Dies sieht auch die Evangelische Kirche Rumäniens so. Das Referendum führe keine wesentliche Änderung herbei, vielmehr lenkten Parlamentsmehrheit und Regierung das Augenmerk auf ein „Scheinthema“. In einem Schreiben, was sie auf der Kirchen-Hompage veröffentlichten, schreiben die Kirchenvertreter weiter: „Ziel ist von ihrer Korruption, Rechtsbeugung, Vetternwirtschaft, Demokratie- und EU-Feindlichkeit abzulenken. Sie missbraucht die Gläubigkeit der rumänischen Bevölkerung, um sich als Heil- und Wohlstandsretter des Landes anzupreisen. Sie polarisiert und politisiert eine christliche Initiative, um ihre politischen Gegner zu diskreditieren. Sie nimmt eine Spaltung der religiösen christlichen Bevölkerung in Kauf. Populistische, nationalistische, diktatorische Parolen werden propagiert, die einer Kirche nicht würdig sind. Dafür ist [sich] unsere Kirche jedenfalls zu schade“.
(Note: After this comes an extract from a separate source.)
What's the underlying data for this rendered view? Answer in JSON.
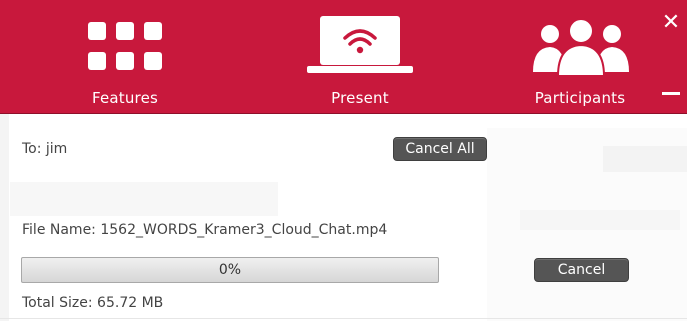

Damit dürften die Vertreter der Evangelischen Kirche A.B., wie sie in Rumänien heißt, den Kern der Sache getroffen haben. Welch Geistes Kind manche Befürworter des Referendums – oder die Gegner seiner Gegner – sind, zeigen denn auch die Reaktionen auf diese mutige Positionierung. Schon wenige Stunden nach Veröffentlichung des Textes erhielten VertreterInnen der Evangelischen Kirche A.B. Schmähbriefe und Hassmails. Ein Absender mit dem Pseudonym „Big Baloo“ wendete sich an die Kirchenvertreter mit der Frage „Welchem Gott dienen Sie, Ihre Niederträchtigkeiten?“ Nachdem er die ablehnende Haltung Luthers zur Homosexualität aus einem englischen Text eingefügt hat, geht er dazu über, die Kirchenoberen übel zu beschimpfen. „Sie können sich reinwaschen vor der LGBT-Community, werden aber für schuldig befunden werden des Fluches, welcher über dieses Land kommen wird, allein wegen des Schlafes, in den Sie in einem solch kritischen Moment gefallen sind“.